Shhhh! We're spying on your spies

LIBRARIES may be for sleeping, but they certainly are not for spying. They are sanctuaries of the spirit, depositories of data designed to inform, enlighten, enrich.

Libraries, at least indirectly, educate, cultivate, sophisticate, delight. They appeal to fantasy. They break down intellectual and political barriers. They are not for couch potatoes - but are for armchair aristocrats and non-aristocrats alike.

It never occurred to the millions of us who charged out of the schoolhouse door daily to enter these portals of pensiveness that sleuths and saboteurs lurked around the Dewey decimal system.

We now are told, however, that in this modern world of microfiche and retrieval systems, the Russians are coming, the Russians are coming. They are coming to absorb, copy, photograph, recruit, subvert - and anything else stack operatives do.

No less an austere body than the Federal Bureau of Investigation is asking librarians to keep a sharp eye out for suspicious-looking characters, to monitor what they read and check out, and then to tell all to the bureau.

The FBI's Library Awareness Program is no read-a-book-a-day campaign. It started out as a quiet, even covert, effort on the part of the agency to collect evidence against foreign agents and their operatives. These bookworms were thought to be using libraries to gather national security materials, make contacts with other spies, and recruit intelligence gatherers.

The agency encouraged the resident book monitors to take notes, in between checking volumes in and out, of who was reading what - and snitch.

Some librarians felt they were being manipulated, coerced, even threatened under the banner of patriotism. So they blew the whistle on the FBI.

Now bureau director William Sessions is trying to explain the whole thing to a congressional subcommittee, civil libertarians, the American Library Association, and everybody else.

Mr. Sessions says the program is a significant part of the FBI's counterespionage effort. It is very limited in nature, he adds, and mainly operative in New York City and focused on special collections libraries.

``People don't come to a technical library to read `Goldilocks and the Three Bears,''' Sessions told a group of legislative probers.

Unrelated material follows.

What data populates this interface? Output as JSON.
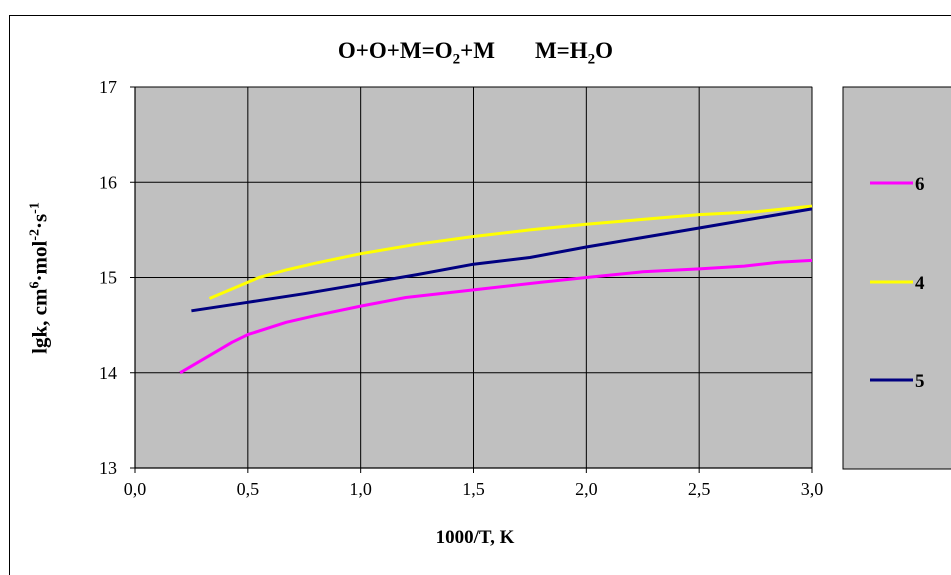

Other bureau officials assured librarians that their cooperation in this program was strictly voluntary. They explained that a purpose of the program was to make library employees aware of the potential threat of a foreign intelligence operation within their glance.

Most of the book-lending world, however, isn't buying this explanation.

Judith Krug, director of the American Library Association's Office for Intellectual Freedom, says this type of FBI request is in ``direct contradiction to what the Library Association stands for.'' She adds that it is a misuse of library records, which are private and confidential. Ms. Krug points out that 38 states have statutes making it illegal for librarians to make public the names of individual users and what materials they are using.

Jan Lori Goldman, a lawyer with the American Civil Liberties Union, notes that the library materials reportedly being scrutinized by enemy agents are all ``unclassified.''

``If this information is dangerous to the national security, simply classify it,'' Ms. Goldman advises the government. ``The library is different from other institutions,'' she says. ``It must protect the First Amendment. It must perpetuate the free flow of information.''

The FBI-library caper has already spawned litigation. People for the American Way, a citizens lobby, and the National Security Archive, a nonprofit group that collects unclassified government documents, are seeking to force the bureau under the Freedom of Information Act to disclose more information about the Library Awareness Program and how broadly it operates.

Meanwhile, the House Judiciary Subcommittee on Civil and Constitutional Rights is looking into possible legislation to curb or eliminate the program.